El Gobierno argentino ha presentado los nuevos Lineamientos de la Política Nuclear Argentina 2026, marcando un cambio significativo en su enfoque hacia el sector nuclear. A partir de ahora, la generación de electricidad y el desarrollo científico no serán las únicas prioridades; el objetivo principal será convertir el complejo nuclear en una fuente de exportaciones y divisas. Este cambio se produce en un contexto de crisis política tras la salida de Demián Reidel de la conducción de Nucleoeléctrica, lo que ha expuesto tensiones internas entre diferentes organismos del sector.

Los nuevos lineamientos, elaborados por la Secretaría de Asuntos Nucleares, establecen cuatro objetivos jerarquizados. El primero es el desarrollo de exportaciones nucleares de alto valor agregado, seguido por la seguridad energética, la preservación de capacidades tecnológicas nacionales y el liderazgo regional. Este enfoque jerárquico implica que, en caso de conflicto entre objetivos, el de mayor rango prevalecerá, lo que significa que la generación de divisas será el criterio principal para evaluar proyectos e inversiones en el sector nuclear.
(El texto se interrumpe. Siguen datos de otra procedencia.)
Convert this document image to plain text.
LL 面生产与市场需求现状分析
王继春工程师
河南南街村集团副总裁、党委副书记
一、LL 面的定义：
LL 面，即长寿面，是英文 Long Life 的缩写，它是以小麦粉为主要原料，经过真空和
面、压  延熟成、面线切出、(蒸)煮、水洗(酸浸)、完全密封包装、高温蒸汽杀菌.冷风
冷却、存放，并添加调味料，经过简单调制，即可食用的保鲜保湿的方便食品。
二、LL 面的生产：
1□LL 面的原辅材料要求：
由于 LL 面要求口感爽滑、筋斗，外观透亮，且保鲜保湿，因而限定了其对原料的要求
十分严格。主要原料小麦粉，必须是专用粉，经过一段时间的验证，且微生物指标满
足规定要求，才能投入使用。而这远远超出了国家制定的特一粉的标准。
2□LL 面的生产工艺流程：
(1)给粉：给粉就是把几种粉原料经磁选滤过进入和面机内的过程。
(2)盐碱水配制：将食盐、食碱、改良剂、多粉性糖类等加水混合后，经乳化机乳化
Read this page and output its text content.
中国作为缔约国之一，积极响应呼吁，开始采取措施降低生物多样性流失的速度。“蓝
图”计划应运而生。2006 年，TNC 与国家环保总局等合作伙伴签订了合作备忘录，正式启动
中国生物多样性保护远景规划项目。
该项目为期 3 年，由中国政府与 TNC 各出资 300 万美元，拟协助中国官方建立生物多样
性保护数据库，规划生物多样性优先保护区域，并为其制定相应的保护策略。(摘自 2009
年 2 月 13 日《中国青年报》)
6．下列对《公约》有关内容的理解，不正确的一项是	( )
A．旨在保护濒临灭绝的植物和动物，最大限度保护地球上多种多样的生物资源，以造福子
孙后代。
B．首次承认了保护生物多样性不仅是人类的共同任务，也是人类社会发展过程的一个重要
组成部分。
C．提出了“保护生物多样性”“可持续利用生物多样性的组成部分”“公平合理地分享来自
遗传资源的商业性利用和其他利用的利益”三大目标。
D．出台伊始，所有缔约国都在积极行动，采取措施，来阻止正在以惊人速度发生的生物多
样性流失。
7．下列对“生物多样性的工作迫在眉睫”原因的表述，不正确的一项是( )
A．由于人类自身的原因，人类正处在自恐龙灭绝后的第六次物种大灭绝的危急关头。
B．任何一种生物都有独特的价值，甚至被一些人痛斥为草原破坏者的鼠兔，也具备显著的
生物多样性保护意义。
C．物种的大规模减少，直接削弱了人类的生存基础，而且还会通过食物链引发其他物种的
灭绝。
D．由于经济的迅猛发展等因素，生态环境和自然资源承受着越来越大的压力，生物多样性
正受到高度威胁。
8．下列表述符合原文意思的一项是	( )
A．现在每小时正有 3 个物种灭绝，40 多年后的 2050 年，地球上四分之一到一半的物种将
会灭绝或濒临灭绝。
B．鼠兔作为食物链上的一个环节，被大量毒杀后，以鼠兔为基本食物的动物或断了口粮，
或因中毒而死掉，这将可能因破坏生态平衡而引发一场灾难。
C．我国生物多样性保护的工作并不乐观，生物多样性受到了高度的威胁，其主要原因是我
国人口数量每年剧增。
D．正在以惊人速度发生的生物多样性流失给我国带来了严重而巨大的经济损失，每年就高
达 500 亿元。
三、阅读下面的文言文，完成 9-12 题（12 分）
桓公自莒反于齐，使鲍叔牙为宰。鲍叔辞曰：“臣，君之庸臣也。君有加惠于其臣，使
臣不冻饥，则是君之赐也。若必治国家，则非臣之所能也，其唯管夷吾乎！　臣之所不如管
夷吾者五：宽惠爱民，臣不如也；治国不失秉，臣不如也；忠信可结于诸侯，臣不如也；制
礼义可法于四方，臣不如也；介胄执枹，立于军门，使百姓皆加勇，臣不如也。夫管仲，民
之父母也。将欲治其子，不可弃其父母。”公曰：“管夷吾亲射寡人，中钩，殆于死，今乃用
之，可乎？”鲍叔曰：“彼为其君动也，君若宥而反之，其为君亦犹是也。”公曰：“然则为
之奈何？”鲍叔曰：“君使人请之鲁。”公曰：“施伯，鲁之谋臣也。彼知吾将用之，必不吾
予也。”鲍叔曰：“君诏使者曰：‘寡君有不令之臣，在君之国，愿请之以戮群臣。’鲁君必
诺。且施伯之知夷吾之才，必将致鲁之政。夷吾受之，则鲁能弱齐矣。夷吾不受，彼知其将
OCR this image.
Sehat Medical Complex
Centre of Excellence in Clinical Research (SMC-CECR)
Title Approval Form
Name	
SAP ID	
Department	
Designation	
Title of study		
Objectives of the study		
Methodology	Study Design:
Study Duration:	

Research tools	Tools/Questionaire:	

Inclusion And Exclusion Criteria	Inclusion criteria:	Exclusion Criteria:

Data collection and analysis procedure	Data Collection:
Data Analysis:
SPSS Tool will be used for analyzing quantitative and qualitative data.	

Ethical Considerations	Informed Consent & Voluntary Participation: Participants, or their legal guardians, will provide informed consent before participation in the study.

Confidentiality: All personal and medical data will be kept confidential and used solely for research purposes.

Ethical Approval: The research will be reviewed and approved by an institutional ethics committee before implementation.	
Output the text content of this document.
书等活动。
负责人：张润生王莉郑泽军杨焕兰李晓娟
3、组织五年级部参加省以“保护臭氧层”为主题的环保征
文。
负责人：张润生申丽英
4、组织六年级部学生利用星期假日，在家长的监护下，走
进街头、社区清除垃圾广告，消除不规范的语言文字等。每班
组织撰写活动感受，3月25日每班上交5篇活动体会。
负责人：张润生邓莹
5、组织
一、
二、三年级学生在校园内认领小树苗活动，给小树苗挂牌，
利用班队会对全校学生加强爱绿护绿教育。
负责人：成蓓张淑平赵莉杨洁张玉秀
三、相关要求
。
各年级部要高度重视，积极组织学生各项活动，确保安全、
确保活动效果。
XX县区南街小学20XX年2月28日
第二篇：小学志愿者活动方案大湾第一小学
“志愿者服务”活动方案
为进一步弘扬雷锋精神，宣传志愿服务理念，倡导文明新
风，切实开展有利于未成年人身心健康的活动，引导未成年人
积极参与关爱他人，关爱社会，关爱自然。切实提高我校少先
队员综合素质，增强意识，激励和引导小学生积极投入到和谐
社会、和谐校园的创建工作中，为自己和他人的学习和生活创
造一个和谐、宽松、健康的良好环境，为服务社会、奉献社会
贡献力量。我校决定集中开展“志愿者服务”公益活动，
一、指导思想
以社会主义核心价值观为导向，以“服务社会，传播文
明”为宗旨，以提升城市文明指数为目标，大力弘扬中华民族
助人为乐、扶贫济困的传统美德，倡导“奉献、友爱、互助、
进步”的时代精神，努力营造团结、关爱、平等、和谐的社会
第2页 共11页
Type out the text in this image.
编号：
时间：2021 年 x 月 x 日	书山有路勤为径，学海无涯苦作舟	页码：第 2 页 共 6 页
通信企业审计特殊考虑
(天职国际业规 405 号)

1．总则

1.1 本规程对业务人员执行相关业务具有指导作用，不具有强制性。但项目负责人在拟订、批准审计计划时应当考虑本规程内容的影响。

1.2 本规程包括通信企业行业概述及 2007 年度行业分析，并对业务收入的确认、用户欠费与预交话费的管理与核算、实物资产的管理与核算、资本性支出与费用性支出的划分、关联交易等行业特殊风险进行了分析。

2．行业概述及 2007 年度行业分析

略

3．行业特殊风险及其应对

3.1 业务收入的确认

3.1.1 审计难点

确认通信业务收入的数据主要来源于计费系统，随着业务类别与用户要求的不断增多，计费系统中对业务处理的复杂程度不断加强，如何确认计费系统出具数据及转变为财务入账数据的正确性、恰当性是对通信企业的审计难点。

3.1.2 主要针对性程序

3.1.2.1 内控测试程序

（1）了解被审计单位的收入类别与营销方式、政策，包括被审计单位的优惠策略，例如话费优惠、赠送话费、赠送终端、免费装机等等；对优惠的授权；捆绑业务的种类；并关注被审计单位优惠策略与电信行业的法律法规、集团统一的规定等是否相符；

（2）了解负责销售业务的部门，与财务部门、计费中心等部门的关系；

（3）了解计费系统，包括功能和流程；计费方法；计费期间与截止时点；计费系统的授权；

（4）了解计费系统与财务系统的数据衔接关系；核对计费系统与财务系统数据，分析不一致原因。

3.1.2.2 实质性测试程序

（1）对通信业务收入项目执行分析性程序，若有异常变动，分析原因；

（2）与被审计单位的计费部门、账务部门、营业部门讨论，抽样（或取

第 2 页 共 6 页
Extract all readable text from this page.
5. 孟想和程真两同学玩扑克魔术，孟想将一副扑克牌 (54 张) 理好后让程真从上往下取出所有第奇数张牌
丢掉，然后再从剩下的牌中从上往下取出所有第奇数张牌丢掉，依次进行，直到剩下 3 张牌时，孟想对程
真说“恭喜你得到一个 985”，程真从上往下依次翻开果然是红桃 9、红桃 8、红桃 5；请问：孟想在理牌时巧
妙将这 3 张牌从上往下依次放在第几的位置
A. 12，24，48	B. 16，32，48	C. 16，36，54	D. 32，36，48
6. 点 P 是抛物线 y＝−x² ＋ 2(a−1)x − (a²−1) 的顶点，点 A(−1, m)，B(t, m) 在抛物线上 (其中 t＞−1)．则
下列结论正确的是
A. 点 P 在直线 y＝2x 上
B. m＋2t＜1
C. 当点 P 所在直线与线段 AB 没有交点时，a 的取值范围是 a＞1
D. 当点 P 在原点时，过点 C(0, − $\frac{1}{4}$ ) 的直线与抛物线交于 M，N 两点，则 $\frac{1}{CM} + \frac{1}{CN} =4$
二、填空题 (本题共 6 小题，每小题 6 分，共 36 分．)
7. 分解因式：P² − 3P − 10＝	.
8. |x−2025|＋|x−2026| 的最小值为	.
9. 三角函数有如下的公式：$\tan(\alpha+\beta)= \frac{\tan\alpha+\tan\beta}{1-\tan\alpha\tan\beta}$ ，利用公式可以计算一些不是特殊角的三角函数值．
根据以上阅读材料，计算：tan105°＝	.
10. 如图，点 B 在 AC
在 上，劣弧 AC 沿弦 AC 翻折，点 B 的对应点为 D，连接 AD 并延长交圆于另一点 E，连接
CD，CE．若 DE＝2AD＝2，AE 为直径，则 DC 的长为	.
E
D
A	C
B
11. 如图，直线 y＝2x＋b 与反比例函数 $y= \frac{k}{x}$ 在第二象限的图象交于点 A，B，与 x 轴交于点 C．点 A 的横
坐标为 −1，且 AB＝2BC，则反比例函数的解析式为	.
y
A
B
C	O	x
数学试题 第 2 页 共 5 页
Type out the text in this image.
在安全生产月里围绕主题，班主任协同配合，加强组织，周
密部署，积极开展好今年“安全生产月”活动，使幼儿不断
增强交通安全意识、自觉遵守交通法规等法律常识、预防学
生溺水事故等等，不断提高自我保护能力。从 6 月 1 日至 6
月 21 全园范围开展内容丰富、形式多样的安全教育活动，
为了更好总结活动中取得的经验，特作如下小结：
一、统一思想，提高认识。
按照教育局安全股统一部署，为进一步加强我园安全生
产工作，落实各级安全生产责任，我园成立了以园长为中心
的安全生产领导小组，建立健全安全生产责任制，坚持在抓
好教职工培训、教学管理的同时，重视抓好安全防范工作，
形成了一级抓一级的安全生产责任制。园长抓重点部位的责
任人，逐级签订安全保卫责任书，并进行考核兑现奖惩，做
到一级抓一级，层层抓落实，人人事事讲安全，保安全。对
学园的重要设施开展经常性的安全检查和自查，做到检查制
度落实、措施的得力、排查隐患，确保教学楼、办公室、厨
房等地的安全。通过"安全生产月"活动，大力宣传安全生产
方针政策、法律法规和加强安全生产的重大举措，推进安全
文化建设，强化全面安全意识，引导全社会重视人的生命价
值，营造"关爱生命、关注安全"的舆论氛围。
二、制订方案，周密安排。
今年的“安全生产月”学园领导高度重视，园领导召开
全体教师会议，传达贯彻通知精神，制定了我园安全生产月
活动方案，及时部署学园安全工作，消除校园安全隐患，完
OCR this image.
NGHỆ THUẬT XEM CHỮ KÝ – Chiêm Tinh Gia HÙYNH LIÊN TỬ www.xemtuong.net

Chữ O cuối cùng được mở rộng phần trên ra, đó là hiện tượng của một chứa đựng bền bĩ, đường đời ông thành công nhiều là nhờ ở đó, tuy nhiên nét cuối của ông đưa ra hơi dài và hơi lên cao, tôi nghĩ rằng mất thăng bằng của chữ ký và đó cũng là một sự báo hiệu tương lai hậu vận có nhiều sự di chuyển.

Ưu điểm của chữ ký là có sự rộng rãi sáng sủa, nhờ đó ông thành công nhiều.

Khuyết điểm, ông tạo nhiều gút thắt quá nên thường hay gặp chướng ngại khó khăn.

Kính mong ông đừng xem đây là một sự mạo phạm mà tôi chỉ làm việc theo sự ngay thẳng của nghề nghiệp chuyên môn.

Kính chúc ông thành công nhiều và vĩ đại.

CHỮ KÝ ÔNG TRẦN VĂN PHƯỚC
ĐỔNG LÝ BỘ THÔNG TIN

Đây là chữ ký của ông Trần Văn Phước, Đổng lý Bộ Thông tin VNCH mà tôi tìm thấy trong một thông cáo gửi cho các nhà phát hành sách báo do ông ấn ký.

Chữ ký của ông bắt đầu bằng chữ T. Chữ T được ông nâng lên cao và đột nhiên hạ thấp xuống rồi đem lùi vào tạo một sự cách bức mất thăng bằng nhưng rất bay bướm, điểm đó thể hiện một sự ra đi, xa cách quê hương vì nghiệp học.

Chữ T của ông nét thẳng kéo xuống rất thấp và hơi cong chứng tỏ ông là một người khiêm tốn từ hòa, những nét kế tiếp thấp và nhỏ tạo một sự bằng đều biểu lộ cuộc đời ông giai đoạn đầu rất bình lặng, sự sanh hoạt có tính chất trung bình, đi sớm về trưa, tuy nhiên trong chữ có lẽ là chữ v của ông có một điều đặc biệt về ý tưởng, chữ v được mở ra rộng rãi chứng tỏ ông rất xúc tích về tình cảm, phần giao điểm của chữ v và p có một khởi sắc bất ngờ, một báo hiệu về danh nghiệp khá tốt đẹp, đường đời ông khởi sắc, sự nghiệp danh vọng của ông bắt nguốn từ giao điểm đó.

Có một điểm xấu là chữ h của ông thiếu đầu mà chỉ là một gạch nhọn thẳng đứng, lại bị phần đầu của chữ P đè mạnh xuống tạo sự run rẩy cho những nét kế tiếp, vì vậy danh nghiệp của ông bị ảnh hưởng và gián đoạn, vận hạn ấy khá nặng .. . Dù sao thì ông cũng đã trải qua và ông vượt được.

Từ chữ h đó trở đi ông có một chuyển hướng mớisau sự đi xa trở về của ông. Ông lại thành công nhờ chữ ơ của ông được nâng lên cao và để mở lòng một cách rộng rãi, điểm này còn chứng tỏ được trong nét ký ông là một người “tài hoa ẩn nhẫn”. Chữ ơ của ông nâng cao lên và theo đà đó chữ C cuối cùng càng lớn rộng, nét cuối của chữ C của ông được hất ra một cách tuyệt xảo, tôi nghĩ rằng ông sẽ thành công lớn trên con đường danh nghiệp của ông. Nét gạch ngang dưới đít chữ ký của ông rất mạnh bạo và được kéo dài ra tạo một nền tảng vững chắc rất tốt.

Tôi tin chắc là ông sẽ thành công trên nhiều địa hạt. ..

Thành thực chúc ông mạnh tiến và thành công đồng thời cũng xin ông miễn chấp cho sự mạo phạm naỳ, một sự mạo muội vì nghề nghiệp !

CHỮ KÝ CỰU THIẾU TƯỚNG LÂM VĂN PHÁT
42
Históricamente, Argentina ha sido parte del selecto grupo de naciones que dominan el ciclo completo del combustible nuclear, pero no ha logrado capitalizar estas capacidades en una industria exportadora de gran escala. A pesar de contar con un conocimiento acumulado significativo, el país ha enfrentado desafíos para transformar su potencial en resultados económicos tangibles. La autocrítica del documento señala que el sector ha sostenido proyectos que no generan resultados verificables, lo que ha llevado a una inercia perjudicial en la toma de decisiones.

La redefinición del vínculo entre el Estado y las empresas es otro aspecto clave de esta nueva política. El Gobierno propone que el sector privado actúe como socio del Estado, garantizando que las actividades productivas se desarrollen bajo esquemas empresariales. Esto podría abrir oportunidades para la inversión privada en un sector que ha sido históricamente dominado por el Estado. La función del Estado será guiar estratégicamente el sector, definir prioridades y asegurar el cumplimiento de compromisos internacionales.

A nivel global, la energía nuclear está experimentando un relanzamiento impulsado por la necesidad de generación eléctrica libre de emisiones y la creciente demanda energética. Sin embargo, los lineamientos no detallan proyectos concretos ni cronogramas específicos, lo que deja abierta la puerta a futuras decisiones que podrían definir el rumbo del sector. Los inversores deben estar atentos a cómo se desarrollará esta política y qué oportunidades podrían surgir en el futuro, especialmente en un contexto donde la demanda de energía nuclear podría aumentar en la región y en el mundo.